Article rédigé par Picospin le mardi 25 mai 2010

Dès lors, puisque les conditions de travail sont si pénibles dans ce pays, pourquoi ne pas envisager de négocier une véritable libération de toutes les contraintes et inconvénients subis pendant toute la durée de l’activité professionnelle ?

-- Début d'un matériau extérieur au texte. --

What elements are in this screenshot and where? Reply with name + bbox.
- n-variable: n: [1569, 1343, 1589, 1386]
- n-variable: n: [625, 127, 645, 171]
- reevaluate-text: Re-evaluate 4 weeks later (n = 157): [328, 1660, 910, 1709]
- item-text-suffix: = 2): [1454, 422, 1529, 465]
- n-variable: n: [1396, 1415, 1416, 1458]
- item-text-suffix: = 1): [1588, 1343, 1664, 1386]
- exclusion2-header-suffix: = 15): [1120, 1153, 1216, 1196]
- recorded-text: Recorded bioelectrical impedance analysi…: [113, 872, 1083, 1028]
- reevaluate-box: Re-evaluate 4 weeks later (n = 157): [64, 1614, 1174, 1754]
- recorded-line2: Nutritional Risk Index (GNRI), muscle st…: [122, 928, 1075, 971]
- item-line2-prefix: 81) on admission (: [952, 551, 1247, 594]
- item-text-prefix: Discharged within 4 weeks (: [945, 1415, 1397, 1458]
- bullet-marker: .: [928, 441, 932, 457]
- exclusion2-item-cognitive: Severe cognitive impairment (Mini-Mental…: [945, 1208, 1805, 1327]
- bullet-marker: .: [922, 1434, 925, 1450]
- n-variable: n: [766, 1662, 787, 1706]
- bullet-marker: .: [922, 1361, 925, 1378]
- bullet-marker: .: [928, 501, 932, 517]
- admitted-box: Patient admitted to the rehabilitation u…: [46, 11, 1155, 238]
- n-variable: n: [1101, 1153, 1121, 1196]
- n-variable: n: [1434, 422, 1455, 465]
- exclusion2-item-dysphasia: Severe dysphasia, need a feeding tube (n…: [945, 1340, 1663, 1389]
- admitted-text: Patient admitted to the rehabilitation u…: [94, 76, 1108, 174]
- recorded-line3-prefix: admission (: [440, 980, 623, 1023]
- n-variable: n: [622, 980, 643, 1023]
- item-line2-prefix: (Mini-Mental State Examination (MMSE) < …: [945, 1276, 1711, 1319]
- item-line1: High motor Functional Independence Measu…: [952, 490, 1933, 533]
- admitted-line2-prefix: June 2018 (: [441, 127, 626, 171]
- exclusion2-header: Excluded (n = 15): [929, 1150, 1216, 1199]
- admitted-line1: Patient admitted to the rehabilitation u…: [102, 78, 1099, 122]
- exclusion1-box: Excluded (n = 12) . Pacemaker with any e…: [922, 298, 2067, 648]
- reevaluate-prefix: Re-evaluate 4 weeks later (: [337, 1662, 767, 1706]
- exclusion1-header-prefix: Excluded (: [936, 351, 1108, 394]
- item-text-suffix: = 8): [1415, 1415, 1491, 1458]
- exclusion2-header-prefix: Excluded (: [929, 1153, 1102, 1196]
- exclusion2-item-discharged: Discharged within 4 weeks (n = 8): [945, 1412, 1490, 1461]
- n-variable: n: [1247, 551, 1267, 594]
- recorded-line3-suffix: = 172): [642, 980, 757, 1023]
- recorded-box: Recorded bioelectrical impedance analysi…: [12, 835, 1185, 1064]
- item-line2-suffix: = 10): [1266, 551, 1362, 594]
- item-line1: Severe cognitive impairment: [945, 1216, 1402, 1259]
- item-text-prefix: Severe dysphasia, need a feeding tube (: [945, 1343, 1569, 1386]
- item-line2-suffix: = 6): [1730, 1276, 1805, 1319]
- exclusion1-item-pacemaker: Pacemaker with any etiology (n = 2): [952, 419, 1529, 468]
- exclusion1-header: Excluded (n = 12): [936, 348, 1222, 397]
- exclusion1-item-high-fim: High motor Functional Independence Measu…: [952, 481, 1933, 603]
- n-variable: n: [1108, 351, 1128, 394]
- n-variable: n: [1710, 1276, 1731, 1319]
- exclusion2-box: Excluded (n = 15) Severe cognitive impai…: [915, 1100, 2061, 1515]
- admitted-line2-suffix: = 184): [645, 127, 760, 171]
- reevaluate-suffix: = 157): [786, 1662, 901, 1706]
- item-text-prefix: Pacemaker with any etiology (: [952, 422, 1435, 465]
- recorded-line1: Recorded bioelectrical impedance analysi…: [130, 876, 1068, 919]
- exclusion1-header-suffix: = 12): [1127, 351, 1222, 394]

Qu’il suffise de renverser la vapeur pour reprendre le souffle de la vie, retrouver le sourire des nourrissons et dire un bonjour au renouveau, à l’arrivée d’un printemps remplissant d’espoir et de joie les coeurs les plus meurtris. Regardez avec quel plaisir, quel bonheur, quelle joie, des vieux encore pleins de vie se reconvertissent à des tâches qui aident les autres, les humains comme les animaux parfois si malheureux du traitement douloureux des humains et qu’il faut protéger, choyer, alimenter et embrasser pour leur faire sentir l’attachement de leurs protecteurs et la réciprocité de l’affection. Regardez avec quelle attendrissement les retraités si malheureux parfois, créent, fabriquent des objets, peignent ce qu’ile écrivent et écrivent ce qu’ils peignent. C’est cela la véritable vie, débarrassée des contingences matérielles et morales qui encombrent les esprits, figent les corps, interdisent l’épanouissement et freinent les transmission du savoir. Pourquoi ne peuvent-ils réserver les précieuses heures de la vie à enrichir de savoir, d’expérience, d’astuces patiemment apprises les cerveaux à organiser puis à remplir des plus jeunes qui acceptent avec tant de plaisir qu’on veuille bien s’occuper d’eux. Pourquoi faut-il qu’il y ait des frontières aussi infranchissables entre les uns et les autres, des catégories aussi fermées pendant que la porosité des esprits demeure le garant le plus fidèle du contenu de l’aventure de la vie chez l’autre ? Une expérience à tenter, des aventures à vivre, des revendications à déposer pour que la vie s’épanouisse sans attendre que vienne l’échéance de la fin du travail ou du début de la paresse, dérive obligatoire mais combien facile à éviter pour peu qu’on ait esquissé un plan, proposé un projet et vécu librement en donnant priorité à l’intérêt pour les autres, à l’attention pour les démunis et les vulnérables. Quelqu’un en politique a osé appeler cette préoccupation d’un mot anglais déjà détesté parce qu’anglais, le "care" ce souci du prochain. Ce n’est peut-être pas une politique, du moins est-ce une pensée, un geste, un rapprochement capables de rendre les équilibres plus justes et la souffrance plus douce.